After changing the prediction target from one-day-forward retunr AAPL_ret_f1
to moving averages AAPL_Px_100MA
, the corelation between features and prediction target become much greater, and the R-squared value on both training test and test set are both positive now!
But when using cross-validation, the scores though are positive, are still very low.
Now I'm thinking using moving averages and breakout system instead as the strategy!
"It’s also useful to compare the R-squared of your model with that of a naive/baseline model, such as a model that predicts returns based on the average historical return. This can give you a better sense of how much additional explanatory power your model provides."

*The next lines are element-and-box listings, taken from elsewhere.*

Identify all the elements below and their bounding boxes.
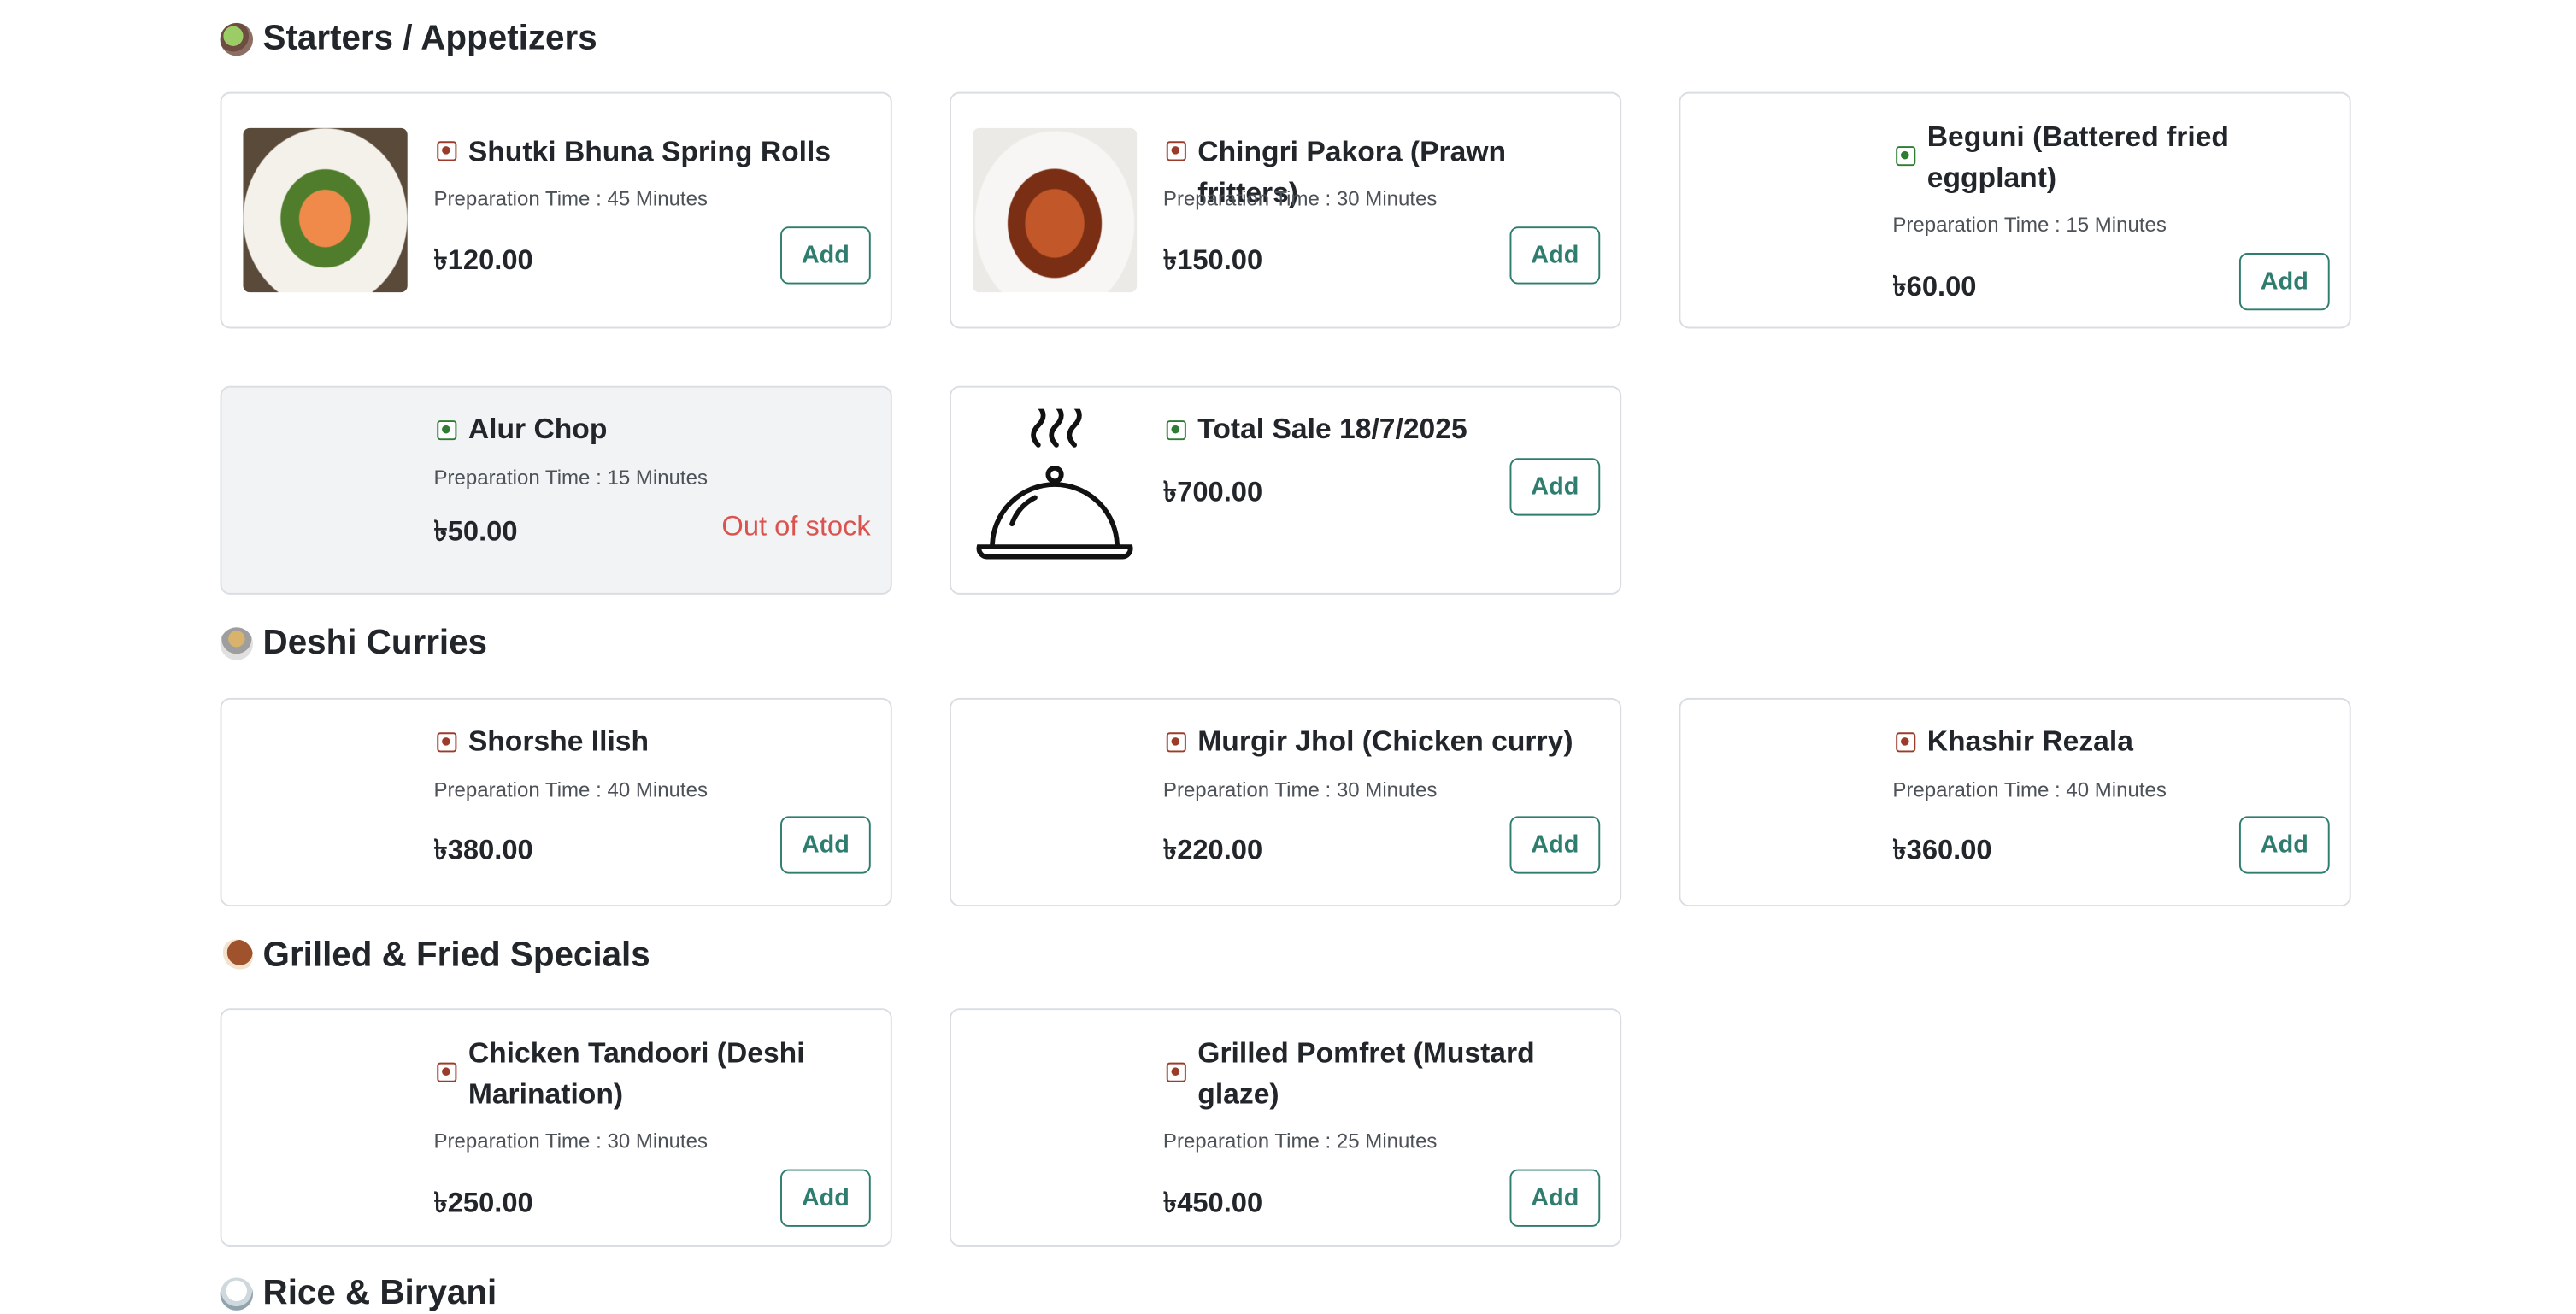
- prep-time: Preparation Time : 40 Minutes: [1892, 778, 2167, 802]
- add-button[interactable]: Add: [1509, 816, 1601, 874]
- item-price: ৳150.00: [1162, 244, 1263, 276]
- menu-item-card[interactable]: Murgir Jhol (Chicken curry) Preparation …: [950, 697, 1622, 907]
- add-button[interactable]: Add: [780, 816, 871, 874]
- menu-item-card[interactable]: Grilled Pomfret (Mustard glaze) Preparat…: [950, 1008, 1622, 1247]
- menu-item-card: Alur Chop Preparation Time : 15 Minutes …: [220, 385, 892, 595]
- food-image: [243, 127, 408, 293]
- non-veg-indicator-icon: [437, 141, 457, 161]
- item-price: ৳60.00: [1892, 271, 1977, 302]
- item-name: Chicken Tandoori (Deshi Marination): [468, 1035, 805, 1111]
- curry-bowl-icon: [220, 627, 254, 660]
- item-price: ৳250.00: [433, 1187, 533, 1219]
- add-button[interactable]: Add: [780, 226, 871, 285]
- section-title-rice-biryani: Rice & Biryani: [220, 1275, 497, 1314]
- item-price: ৳50.00: [433, 515, 518, 548]
- non-veg-indicator-icon: [1896, 732, 1916, 753]
- item-name: Murgir Jhol (Chicken curry): [1197, 724, 1573, 758]
- food-image: [243, 721, 407, 885]
- item-name: Khashir Rezala: [1926, 724, 2133, 758]
- add-button[interactable]: Add: [1509, 226, 1601, 285]
- prep-time: Preparation Time : 30 Minutes: [433, 1129, 708, 1153]
- non-veg-indicator-icon: [1166, 1062, 1186, 1082]
- veg-indicator-icon: [1166, 420, 1186, 441]
- menu-item-card[interactable]: Shutki Bhuna Spring Rolls Preparation Ti…: [220, 91, 892, 329]
- out-of-stock-label: Out of stock: [721, 510, 871, 543]
- prep-time: Preparation Time : 40 Minutes: [433, 778, 708, 802]
- non-veg-indicator-icon: [1166, 732, 1186, 753]
- drumstick-icon: [220, 939, 254, 972]
- food-image: [972, 127, 1138, 293]
- add-button[interactable]: Add: [1509, 458, 1601, 516]
- add-button[interactable]: Add: [2238, 253, 2330, 311]
- prep-time: Preparation Time : 15 Minutes: [433, 466, 708, 490]
- food-image: [243, 1031, 407, 1195]
- rice-icon: [220, 1277, 254, 1311]
- food-image: [1702, 116, 1866, 280]
- prep-time: Preparation Time : 30 Minutes: [1162, 778, 1438, 802]
- item-name: Beguni (Battered fried eggplant): [1926, 120, 2230, 194]
- item-price: ৳360.00: [1892, 834, 1992, 865]
- prep-time: Preparation Time : 15 Minutes: [1892, 213, 2167, 237]
- prep-time: Preparation Time : 30 Minutes: [1162, 187, 1438, 211]
- non-veg-indicator-icon: [1166, 141, 1186, 161]
- prep-time: Preparation Time : 45 Minutes: [433, 187, 708, 211]
- item-price: ৳220.00: [1162, 834, 1263, 865]
- item-name: Total Sale 18/7/2025: [1197, 412, 1467, 445]
- veg-indicator-icon: [1896, 146, 1916, 167]
- salad-icon: [220, 22, 254, 56]
- item-price: ৳380.00: [433, 834, 533, 865]
- menu-item-card[interactable]: Beguni (Battered fried eggplant) Prepara…: [1679, 91, 2351, 329]
- add-button[interactable]: Add: [780, 1169, 871, 1227]
- add-button[interactable]: Add: [2238, 816, 2330, 874]
- menu-item-card[interactable]: Chicken Tandoori (Deshi Marination) Prep…: [220, 1008, 892, 1247]
- non-veg-indicator-icon: [437, 1062, 457, 1082]
- section-title-starters: Starters / Appetizers: [220, 20, 597, 59]
- add-button[interactable]: Add: [1509, 1169, 1601, 1227]
- menu-item-card[interactable]: Khashir Rezala Preparation Time : 40 Min…: [1679, 697, 2351, 907]
- menu-item-card[interactable]: Shorshe Ilish Preparation Time : 40 Minu…: [220, 697, 892, 907]
- section-title-grilled-fried: Grilled & Fried Specials: [220, 936, 650, 976]
- food-image: [1702, 721, 1866, 885]
- section-title-deshi-curries: Deshi Curries: [220, 624, 487, 663]
- item-price: ৳120.00: [433, 244, 533, 276]
- item-price: ৳450.00: [1162, 1187, 1263, 1219]
- prep-time: Preparation Time : 25 Minutes: [1162, 1129, 1438, 1153]
- item-name: Shutki Bhuna Spring Rolls: [468, 134, 832, 168]
- food-image: [973, 721, 1137, 885]
- item-name: Alur Chop: [468, 412, 608, 445]
- veg-indicator-icon: [437, 420, 457, 441]
- menu-item-card[interactable]: Total Sale 18/7/2025 ৳700.00 Add: [950, 385, 1622, 595]
- item-price: ৳700.00: [1162, 476, 1263, 507]
- item-name: Grilled Pomfret (Mustard glaze): [1197, 1035, 1535, 1111]
- cloche-icon-svg: [976, 402, 1133, 560]
- menu-item-card[interactable]: Chingri Pakora (Prawn fritters) Preparat…: [950, 91, 1622, 329]
- food-image: [973, 1033, 1137, 1197]
- menu-canvas: Starters / Appetizers Shutki Bhuna Sprin…: [0, 0, 2576, 1312]
- item-name: Shorshe Ilish: [468, 724, 650, 758]
- cloche-icon: [973, 402, 1137, 573]
- food-image: [243, 409, 407, 573]
- non-veg-indicator-icon: [437, 732, 457, 753]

Sharpe Ratio, Maximum dropdown, Alpha and Beta, Residual Analysis
- When tuning these hyperparameters, it's essential to strike a balance between model complexity and performance on unseen data, and it's very hard to do that.
- It is way more efficient if I build the measurement system first before tweeking with models.
- What is R squred value? What does it indicate? R-squared measures the proportion of the variance in the dependent variable that is predictable from the independent variables. It's also crucial to supplement R-squared with other validation techniques, such as analyzing residuals and performing backtesting.
- Does alpha and equity graph apply here?
- Do companies with high ESG scores are more likely to outperform the market in the long run?